NVIDIA GPU driver, CUDA, and cuDNN
Databricks installs the NVIDIA driver and libraries required to use GPUs on Spark driver and worker instances:
CUDA Toolkit, installed under
/usr/local/cuda
.cuDNN: NVIDIA CUDA Deep Neural Network Library.
NCCL: NVIDIA Collective Communications Library.
The version of the NVIDIA driver included is 470.57.02, which supports CUDA 11.0.
For the versions of the libraries included, see the release notes for the specific Databricks Runtime version you are using.
Note
This software contains source code provided by NVIDIA Corporation. Specifically, to support GPUs, Databricks includes code from CUDA Samples.
NVIDIA End User License Agreement (EULA)
When you select a GPU-enabled “Databricks Runtime Version” in Databricks, you implicitly agree to the terms and conditions outlined in the NVIDIA EULA with respect to the CUDA, cuDNN, and Tesla libraries, and the NVIDIA End User License Agreement (with NCCL Supplement) for the NCCL library.
Databricks Container Services on GPU clusters
Preview
This feature is in Public Preview.
You can use Databricks Container Services on clusters with GPUs to create portable deep learning environments with customized libraries. See Customize containers with Databricks Container Services for instructions.
To create custom images for GPU clusters, you must select a standard runtime version instead of Databricks Runtime ML for GPU. When you select Use your own Docker container, you can choose GPU clusters with a standard runtime version. The custom images for GPU clusters are based on the official CUDA containers, which is different from Databricks Runtime ML for GPU.
When you create custom images for GPU clusters, you cannot change the NVIDIA driver version, because it must match the driver version on the host machine.
The databricksruntime
Docker Hub contains example base images with GPU capability. The Dockerfiles used to generate these images are located in the example containers GitHub repository, which also has details on what the example images provide and how to customize them.
Error messages
The following error indicates that the AWS cloud provider does not have enough capacity for the requested compute resource.

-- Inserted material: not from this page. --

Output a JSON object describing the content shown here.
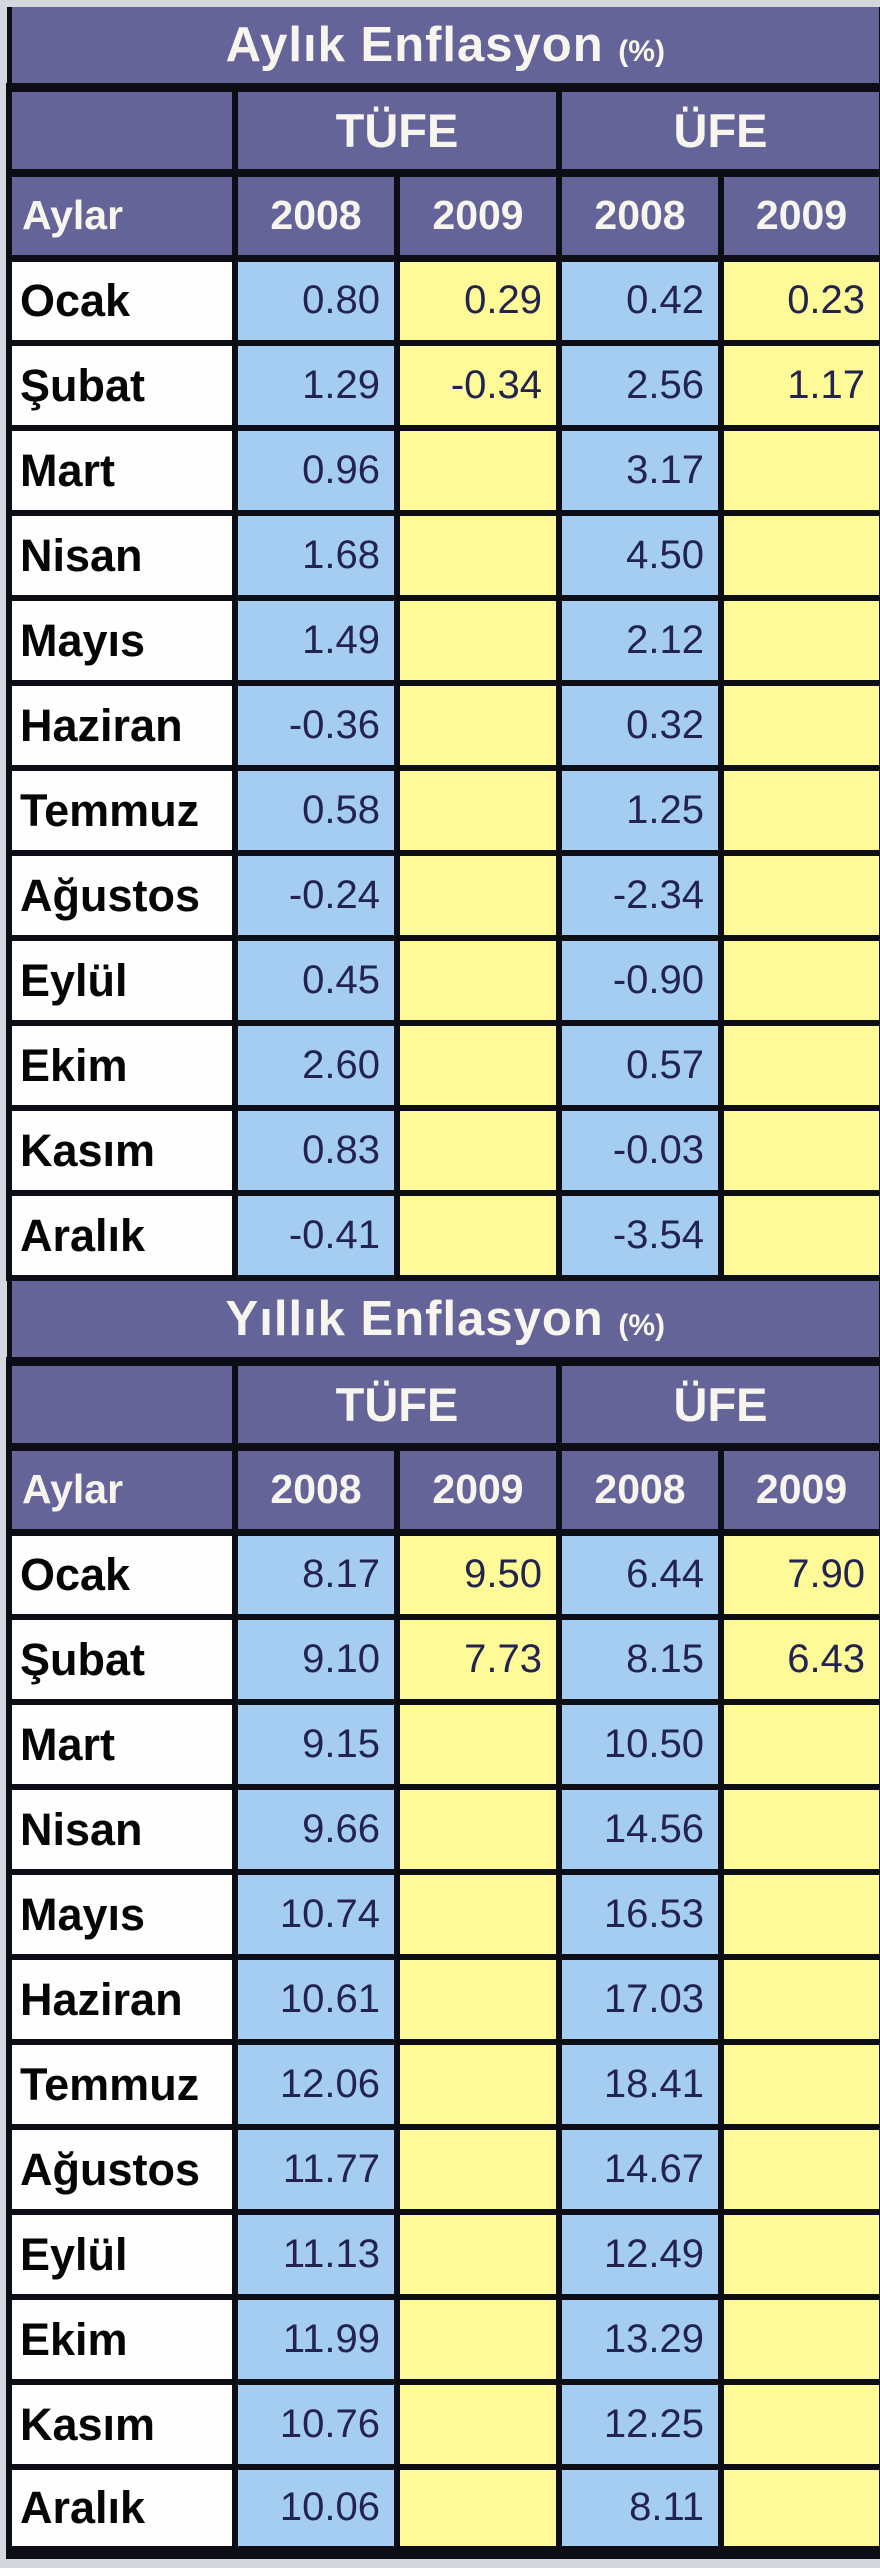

Error: Cluster terminated. Reason: AWS Insufficient Instance Capacity Failure
To resolve, you can try to create a cluster in a different availability zone. The availability zone is in the cluster configuration, under Advanced options. You can also review AWS reserved instances pricing to purchase additional quota.
If your cluster uses P4d or G5 instance types and Databricks Runtime 7.3 LTS ML, the CUDA package version in 7.3 is incompatible with newer GPU instances. In those cases, ML packages such as TensorFlow Keras and PyTorch will produce errors such as:
TensorFlow Keras:
InternalError: CUDA runtime implicit initialization on GPU:x failed. Status: device kernel image is invalid
PyTorch:
UserWarning: NVIDIA A100-SXM4-40GB with CUDA capability sm_80 is not compatible with the current PyTorch installation.
You can resolve these errors by upgrading to Databricks Runtime 10.4 LTS ML or above.